5 Examples of How GIS is Driving Forward Renewable Energy
It’s not news that renewable energy is on the rise. Twenty-two percent of global electricity generated in 2013 came from renewable energy sources, and that is expected to increase by 26 percent through 2020.1 But what may be news to many is the role GIS technology has played in the renewable energy movement. Here are 5 examples of how GIS is used for renewable energy.
- The National Renewable Energy Laboratory Maps Wind Energy: Since the early 1990s, the National Renewable Energy Laboratory (NREL) has been the primary resource for renewable energy research and development in the United States. In order to reach 20% wind energy by 2030, the NREL uses GIS technology to determine the best locations for wind farms based on wind resources, economic development potential, cost of transmission, and locations of load centers. As of 2015, 36 out of 50 states are leveraging wind power.Solar Boston: In 2007, Boston’s mayor issued an executive order around climate change that kicked off Solar Boston, a two-year initiative meant to expand the use of solar power across the city. To meet the executive order’s ultimate goal of decreasing municipal greenhouse gas emissions by 80% by 2050, the city is using GIS software to map out potential locations for solar power and monitor current solar installations. This technology is also helping the city get its residents involved by letting people see their own house’s rooftop solar potential.

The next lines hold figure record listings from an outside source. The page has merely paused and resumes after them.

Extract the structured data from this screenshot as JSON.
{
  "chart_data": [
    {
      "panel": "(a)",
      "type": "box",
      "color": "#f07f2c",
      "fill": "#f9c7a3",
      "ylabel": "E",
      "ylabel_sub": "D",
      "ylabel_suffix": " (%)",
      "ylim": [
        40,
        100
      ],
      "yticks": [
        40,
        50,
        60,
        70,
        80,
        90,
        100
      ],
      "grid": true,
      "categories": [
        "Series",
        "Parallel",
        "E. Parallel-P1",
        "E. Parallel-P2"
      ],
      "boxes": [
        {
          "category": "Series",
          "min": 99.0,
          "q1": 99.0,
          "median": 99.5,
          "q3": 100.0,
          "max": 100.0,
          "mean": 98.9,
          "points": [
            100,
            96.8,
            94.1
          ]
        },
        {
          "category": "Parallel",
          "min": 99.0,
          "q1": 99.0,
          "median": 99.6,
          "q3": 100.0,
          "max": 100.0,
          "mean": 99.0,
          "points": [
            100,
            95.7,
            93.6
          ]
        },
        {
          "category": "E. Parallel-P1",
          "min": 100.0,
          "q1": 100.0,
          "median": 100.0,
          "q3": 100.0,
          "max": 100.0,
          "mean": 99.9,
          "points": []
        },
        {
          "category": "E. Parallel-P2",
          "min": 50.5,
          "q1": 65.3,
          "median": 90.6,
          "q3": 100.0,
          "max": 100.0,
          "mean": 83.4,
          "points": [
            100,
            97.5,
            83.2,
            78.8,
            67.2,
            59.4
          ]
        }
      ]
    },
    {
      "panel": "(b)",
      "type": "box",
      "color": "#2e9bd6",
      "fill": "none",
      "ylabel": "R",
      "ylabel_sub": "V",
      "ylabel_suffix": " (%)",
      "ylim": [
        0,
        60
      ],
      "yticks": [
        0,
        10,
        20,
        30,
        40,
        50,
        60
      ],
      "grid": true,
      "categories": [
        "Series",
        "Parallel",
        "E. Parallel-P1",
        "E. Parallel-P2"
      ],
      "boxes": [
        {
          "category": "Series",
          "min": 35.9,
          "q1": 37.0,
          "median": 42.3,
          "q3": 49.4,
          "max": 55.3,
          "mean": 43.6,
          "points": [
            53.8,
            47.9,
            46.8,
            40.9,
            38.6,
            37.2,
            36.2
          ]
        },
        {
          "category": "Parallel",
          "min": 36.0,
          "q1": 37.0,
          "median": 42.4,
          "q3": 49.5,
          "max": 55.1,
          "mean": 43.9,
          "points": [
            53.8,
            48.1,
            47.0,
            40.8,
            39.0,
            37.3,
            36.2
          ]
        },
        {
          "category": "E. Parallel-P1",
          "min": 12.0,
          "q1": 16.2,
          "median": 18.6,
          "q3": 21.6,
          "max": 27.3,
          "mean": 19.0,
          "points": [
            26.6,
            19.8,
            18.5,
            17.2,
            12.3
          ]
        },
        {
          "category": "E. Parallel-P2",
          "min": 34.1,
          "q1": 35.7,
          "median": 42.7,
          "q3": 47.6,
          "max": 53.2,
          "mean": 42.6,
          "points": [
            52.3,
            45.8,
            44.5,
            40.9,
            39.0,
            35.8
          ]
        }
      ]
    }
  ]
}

- The NREL Determines Hydrogen Demand Nationwide: Besides renewable resources like wind and solar power, the NREL examines alternative transportation options. The NREL’s Hydrogen and Fuel Cells Program collaborated with the GIS team to determine hydrogen demand. After collecting demographic, socioeconomic, transportation, and policy information, they used GIS mapping to create a map to analyze demand. From their analysis, the NREL was able to determine patterns of demand for hydrogen resources, then pass the information over to transportation analysts to estimate infrastructure needs and hydrogen usage nationwide.
- Companies World-Wide are Investing in Montana’s Wind Power: Cascade County, Montana is known for its intense winds, which means it’s an ideal place to leverage wind power. Cascade County’s commissioner saw this as an opportunity to attract organizations interested in investing in wind resources. Thanks to GIS technology, the county has been able to more easily market its wind and attract developers worldwide who can use GIS maps to determine if the area meets their business and budget needs for building wind turbines.
- The Global Solar Atlas Helps Identify Solar Power Opportunities: At this year’s World Future Energy Summit, The World Bank and the International Solar Alliance (ISA) unveiled a free, web-based tool called the Global Solar Atlas. The Atlas is designed to help governments and investors identify potential areas for solar power generation across the world by providing GIS data and high-resolution maps for analysis. While still in its infancy, the Atlas is expected to help drive the shift to more sustainable forms of energy over the next 10 years.